Hemodilution Validation of INVSENSOR00026
Overview
- Phase
- Not Applicable
- Intervention
- Not specified
- Conditions
- Healthy
- Sponsor
- Masimo Corporation
- Enrollment
- 173
- Locations
- 1
- Primary Endpoint
- Accuracy of Noninvasive Hemoglobin Sensor by Arms Calculation
- Status
- Completed
- Last Updated
- 6 years ago
Overview
Brief Summary
In this study, the concentration of hemoglobin within the subject's blood will be reduced in a controlled manner by administering fluids intravenously. The accuracy of a noninvasive hemoglobin sensor will be assessed by comparison to hemoglobin measurements from a laboratory analyzer.
Investigators
Eligibility Criteria
Inclusion Criteria
- •Subject weighs a minimum of 110 lbs and no more than 250 lbs unless subject is over 6 feet tall.
- •Hemoglobin value is greater than or equal to 11 g/dL at time of screening
- •Baseline heart rate ≥ 45 bpm and ≤ 85 bpm.
- •CO value ≤ 2.0% FCOHb
- •Subject has a physical status of ASA I or II (American Society of Anesthesiology Class I; Healthy subjects without any systemic disease at all. American Society of Anesthesiology Class II; subjects with mild systemic disease) as it applies to the systemic disease portion of the classification.
- •Systolic Blood Pressure ≤ 140 mmHg and Diastolic Blood Pressure ≤ 90 mmHg.
- •Subject is able to read and communicate in English and understands the study and risks involved.
Exclusion Criteria
- •Subject is pregnant
- •Subject smokes (including e-cigarette use)
- •Subject has a BMI \> 35 and has been classified as morbidly obese or at an increased risk for participation by a medical professional.
- •Subject has a history of fainting (vasovagal), blacking out or losing consciousness during or after a blood draw.
- •Subject has open wounds, inflamed tattoos or piercings, or any visible healing wounds.
- •Subject has known drug or alcohol abuse or uses recreational drugs.
- •Subject has experienced a head injury with loss of consciousness within the last year.
- •Subject has taken anticoagulant medication within the last 30 days.
- •Subject has any chronic bleeding disorders (i.e. hemophilia).

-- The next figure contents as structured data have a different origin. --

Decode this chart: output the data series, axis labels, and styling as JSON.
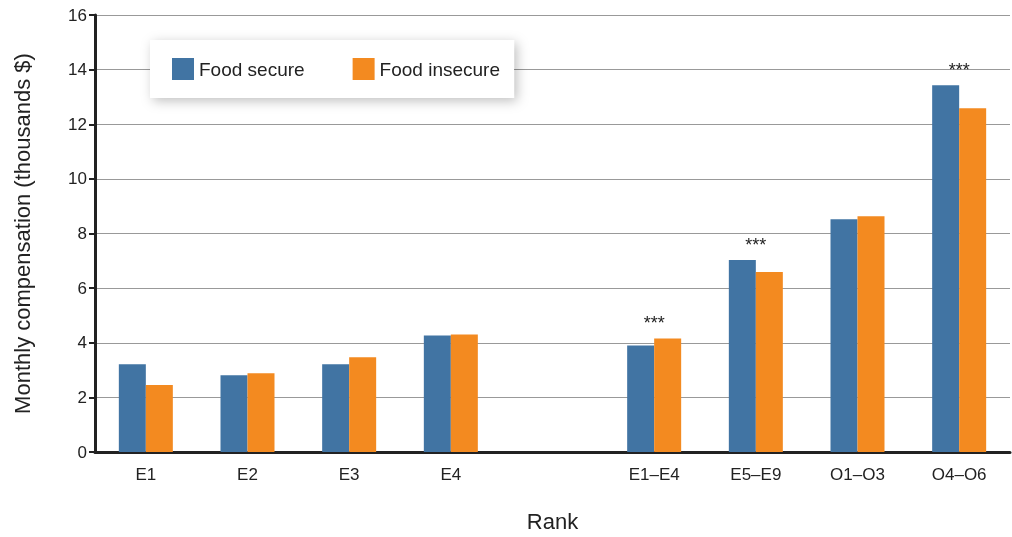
{
  "chart_data": {
    "type": "bar",
    "xlabel": "Rank",
    "ylabel": "Monthly compensation (thousands $)",
    "categories": [
      "E1",
      "E2",
      "E3",
      "E4",
      null,
      "E1–E4",
      "E5–E9",
      "O1–O3",
      "O4–O6"
    ],
    "series": [
      {
        "name": "Food secure",
        "color": "#4174a3",
        "values": [
          3.21,
          2.81,
          3.21,
          4.27,
          null,
          3.9,
          7.03,
          8.52,
          13.43
        ]
      },
      {
        "name": "Food insecure",
        "color": "#f38a20",
        "values": [
          2.45,
          2.88,
          3.47,
          4.3,
          null,
          4.16,
          6.59,
          8.63,
          12.59
        ]
      }
    ],
    "ylim": [
      0,
      16
    ],
    "yticks": [
      0,
      2,
      4,
      6,
      8,
      10,
      12,
      14,
      16
    ],
    "grid": "y",
    "legend": "top left",
    "annotations": [
      {
        "text": "***",
        "x": "E1–E4",
        "y": 4.16
      },
      {
        "text": "***",
        "x": "E5–E9",
        "y": 7.03
      },
      {
        "text": "***",
        "x": "O4–O6",
        "y": 13.43
      }
    ]
  }
}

- •Subject has any history of a stroke, myocardial infarction, heart attack, or seizures.
Outcomes
Primary Outcomes
Accuracy of Noninvasive Hemoglobin Sensor by Arms Calculation
Time Frame: 1-5 hours
Accuracy will be determined by comparing the noninvasive hemoglobin measurement of the pulse oximeter to the hemoglobin value obtained from a blood sample and calculating the arithmetic root mean square (Arms) error value. In order to obtain the Arms value, the blood sample hemoglobin value is subtracted from the pulse oximeter hemoglobin value for a number of samples, the average of this difference is computed as the bias. The standard deviation of the differences is computed as the precision. The square root of the sum of the squares of bias and precision is computed as the Arms Error value.